Y Combinator, the startup accelerator behind companies like Dropbox and Airbnb, is seeing its alumni founders take jobs at two companies in particular: OpenAI and Anthropic. The trend answers the question of where YC founders are now and underscores the gravitational pull of frontier artificial intelligence.
Data Behind the Shift
A prominent comment on a recent Hacker News thread asked, "Where are YC founders now?" and answered largely at OpenAI and Anthropic. The observation points to a real pattern: a growing share of Y Combinator graduates are joining these two labs rather than launching their own ventures. Several factors drive this change:
Y Combinator has long prided itself on producing founders who build high-growth companies. The current trend, however, suggests that some of its best entrepreneurial talent now prefers to contribute to existing AI leaders. This raises questions about the accelerator's role in an era of concentrated AI power.
Why This Matters
The migration of YC founders to a handful of AI labs has consequences for the broader startup ecosystem. When experienced entrepreneurs join OpenAI or Anthropic, they take their startup-building knowledge out of the pipeline. Fewer new AI startups means less competition and fewer alternative approaches to advancing the technology. For venture capital firms that rely on YC for deal flow, the shift could reduce investment opportunities in early-stage AI. And for regulators watching AI consolidation, the trend provides further evidence that power in the sector is narrowing to a few players. The long-term risk is that innovation becomes less diverse and more dependent on the priorities of two organizations.
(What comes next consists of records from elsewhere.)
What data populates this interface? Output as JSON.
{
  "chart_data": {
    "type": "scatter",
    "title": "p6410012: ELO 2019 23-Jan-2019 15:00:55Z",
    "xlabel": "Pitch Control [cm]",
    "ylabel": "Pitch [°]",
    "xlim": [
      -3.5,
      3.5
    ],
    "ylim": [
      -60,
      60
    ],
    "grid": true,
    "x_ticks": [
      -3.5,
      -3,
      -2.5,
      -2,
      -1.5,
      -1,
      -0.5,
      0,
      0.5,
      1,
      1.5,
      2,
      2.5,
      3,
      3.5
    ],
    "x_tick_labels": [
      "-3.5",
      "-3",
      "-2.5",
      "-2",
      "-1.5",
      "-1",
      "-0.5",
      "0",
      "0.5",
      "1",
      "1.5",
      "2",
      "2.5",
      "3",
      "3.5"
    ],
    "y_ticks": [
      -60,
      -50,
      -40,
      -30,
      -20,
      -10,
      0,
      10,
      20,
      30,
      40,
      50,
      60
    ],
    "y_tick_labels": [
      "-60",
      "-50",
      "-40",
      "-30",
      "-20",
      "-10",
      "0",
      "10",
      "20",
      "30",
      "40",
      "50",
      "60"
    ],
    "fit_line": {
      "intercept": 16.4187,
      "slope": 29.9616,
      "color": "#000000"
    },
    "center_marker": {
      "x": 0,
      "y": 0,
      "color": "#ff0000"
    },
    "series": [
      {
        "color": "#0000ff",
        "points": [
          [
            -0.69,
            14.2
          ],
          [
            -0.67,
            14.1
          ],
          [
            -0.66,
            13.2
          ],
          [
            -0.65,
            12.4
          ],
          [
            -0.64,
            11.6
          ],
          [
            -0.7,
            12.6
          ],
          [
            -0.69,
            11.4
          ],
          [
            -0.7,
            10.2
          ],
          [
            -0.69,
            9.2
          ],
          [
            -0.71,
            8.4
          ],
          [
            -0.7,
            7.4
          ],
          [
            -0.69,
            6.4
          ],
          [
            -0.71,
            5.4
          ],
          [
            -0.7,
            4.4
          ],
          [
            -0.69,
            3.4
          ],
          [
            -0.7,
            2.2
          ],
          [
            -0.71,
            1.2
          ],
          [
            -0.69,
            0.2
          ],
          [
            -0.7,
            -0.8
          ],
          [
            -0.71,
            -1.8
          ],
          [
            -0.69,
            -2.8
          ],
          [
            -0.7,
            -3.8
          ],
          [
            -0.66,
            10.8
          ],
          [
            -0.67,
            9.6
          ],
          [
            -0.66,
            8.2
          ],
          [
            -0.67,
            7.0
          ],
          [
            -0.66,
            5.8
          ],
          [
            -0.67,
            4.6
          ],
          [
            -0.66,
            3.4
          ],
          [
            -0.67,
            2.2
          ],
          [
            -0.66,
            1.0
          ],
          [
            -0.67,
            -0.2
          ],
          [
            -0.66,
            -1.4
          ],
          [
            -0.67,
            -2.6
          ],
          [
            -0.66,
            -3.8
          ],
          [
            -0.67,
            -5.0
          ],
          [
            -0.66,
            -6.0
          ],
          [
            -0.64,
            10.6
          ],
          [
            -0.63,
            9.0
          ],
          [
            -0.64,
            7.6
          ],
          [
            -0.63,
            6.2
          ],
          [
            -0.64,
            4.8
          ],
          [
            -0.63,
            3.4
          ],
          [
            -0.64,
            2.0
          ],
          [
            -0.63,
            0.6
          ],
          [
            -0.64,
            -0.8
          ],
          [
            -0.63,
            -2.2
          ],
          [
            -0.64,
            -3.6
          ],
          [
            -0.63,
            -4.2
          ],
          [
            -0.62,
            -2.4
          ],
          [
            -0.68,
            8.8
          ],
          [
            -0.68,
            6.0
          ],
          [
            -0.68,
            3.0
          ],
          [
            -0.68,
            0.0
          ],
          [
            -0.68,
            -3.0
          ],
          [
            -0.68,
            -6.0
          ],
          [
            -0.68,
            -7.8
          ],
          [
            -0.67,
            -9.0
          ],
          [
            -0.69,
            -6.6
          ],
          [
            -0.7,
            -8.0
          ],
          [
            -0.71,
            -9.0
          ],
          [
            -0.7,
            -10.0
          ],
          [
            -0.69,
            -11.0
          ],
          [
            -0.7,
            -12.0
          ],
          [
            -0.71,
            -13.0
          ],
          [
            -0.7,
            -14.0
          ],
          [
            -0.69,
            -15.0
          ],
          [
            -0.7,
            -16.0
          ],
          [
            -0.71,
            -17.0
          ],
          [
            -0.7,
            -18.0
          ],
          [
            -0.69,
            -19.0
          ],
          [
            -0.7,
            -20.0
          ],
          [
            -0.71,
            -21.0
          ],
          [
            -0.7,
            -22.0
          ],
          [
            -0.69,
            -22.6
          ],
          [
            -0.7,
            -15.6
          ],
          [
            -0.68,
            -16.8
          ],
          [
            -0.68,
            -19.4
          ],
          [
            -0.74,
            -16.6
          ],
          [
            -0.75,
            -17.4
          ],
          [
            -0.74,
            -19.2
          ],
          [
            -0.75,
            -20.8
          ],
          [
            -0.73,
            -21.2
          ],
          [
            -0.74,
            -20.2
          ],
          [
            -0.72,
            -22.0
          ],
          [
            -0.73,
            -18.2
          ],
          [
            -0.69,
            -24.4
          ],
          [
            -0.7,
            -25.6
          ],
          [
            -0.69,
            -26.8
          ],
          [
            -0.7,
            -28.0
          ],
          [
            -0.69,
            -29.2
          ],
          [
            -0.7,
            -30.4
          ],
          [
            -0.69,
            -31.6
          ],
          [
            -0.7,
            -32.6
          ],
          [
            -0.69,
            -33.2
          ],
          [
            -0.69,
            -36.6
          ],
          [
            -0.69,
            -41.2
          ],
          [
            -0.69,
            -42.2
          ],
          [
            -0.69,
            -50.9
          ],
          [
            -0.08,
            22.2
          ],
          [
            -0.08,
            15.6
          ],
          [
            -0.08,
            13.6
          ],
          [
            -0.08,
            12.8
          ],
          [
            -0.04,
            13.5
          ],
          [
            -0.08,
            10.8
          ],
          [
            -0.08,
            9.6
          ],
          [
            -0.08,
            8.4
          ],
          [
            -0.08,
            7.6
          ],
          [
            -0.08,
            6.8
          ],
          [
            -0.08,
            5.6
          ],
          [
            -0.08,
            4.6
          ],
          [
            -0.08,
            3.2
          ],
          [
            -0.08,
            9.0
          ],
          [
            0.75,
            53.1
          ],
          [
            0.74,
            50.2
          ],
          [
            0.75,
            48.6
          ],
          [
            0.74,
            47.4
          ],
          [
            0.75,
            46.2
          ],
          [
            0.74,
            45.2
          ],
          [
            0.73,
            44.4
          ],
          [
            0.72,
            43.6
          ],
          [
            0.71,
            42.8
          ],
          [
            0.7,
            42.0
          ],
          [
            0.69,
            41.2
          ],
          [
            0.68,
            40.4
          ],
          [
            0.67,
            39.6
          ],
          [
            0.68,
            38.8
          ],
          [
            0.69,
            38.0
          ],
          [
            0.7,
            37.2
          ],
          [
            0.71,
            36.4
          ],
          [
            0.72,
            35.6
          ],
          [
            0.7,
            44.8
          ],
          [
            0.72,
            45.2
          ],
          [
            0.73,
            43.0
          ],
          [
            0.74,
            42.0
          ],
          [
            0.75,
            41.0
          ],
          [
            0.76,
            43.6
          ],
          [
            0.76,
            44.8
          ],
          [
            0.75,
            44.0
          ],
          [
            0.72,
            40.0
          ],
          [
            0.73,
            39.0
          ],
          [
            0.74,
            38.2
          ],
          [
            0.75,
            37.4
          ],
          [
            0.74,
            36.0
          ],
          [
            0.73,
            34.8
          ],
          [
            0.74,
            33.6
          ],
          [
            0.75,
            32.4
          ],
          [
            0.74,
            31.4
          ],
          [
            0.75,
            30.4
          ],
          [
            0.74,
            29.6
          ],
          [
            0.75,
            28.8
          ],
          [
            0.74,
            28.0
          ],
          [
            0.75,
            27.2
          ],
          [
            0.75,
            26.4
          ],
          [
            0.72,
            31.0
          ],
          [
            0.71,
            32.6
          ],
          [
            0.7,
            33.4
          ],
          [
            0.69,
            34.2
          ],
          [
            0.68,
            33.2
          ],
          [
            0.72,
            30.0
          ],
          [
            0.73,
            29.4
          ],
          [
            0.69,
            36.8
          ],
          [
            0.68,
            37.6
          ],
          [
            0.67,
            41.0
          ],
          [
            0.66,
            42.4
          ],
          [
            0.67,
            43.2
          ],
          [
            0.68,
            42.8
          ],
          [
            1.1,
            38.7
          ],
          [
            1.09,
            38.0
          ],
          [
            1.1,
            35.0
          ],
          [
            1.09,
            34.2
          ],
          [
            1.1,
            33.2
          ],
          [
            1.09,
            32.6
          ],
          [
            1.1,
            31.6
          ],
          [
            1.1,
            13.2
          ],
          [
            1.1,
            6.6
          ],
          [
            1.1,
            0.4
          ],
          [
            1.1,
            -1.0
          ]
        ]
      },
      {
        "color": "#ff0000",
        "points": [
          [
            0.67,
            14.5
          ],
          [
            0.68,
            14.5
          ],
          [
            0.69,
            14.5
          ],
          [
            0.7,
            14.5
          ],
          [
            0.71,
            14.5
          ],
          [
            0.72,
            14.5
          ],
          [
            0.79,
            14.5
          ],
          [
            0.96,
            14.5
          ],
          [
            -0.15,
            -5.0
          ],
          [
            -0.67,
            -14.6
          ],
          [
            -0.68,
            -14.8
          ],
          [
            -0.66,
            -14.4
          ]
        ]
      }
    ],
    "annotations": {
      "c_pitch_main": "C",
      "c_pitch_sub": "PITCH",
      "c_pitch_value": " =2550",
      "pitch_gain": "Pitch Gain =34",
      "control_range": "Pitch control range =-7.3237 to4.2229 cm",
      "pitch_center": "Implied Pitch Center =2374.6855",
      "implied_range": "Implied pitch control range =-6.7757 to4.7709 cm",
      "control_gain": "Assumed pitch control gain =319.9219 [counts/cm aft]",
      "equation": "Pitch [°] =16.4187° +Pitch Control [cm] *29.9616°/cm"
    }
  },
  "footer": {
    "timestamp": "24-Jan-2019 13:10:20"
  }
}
What It Means for Y Combinator's Mission
Y Combinator was founded on the idea that anyone with a good idea can build a company. But if its top graduates now see joining OpenAI or Anthropic as a better bet than founding a startup, the accelerator may need to adapt. YC could double down on funding non-AI startups or create incentives for founders to stay independent. It could also partner with these labs to place graduates while still encouraging spinouts. The trend also highlights a structural change in the AI industry: building frontier models is so expensive that even ambitious founders find it rational to join an existing lab. Whether this concentration is healthy for innovation remains an open question. The answer may determine not just where YC founders go but how the next generation of AI companies is born.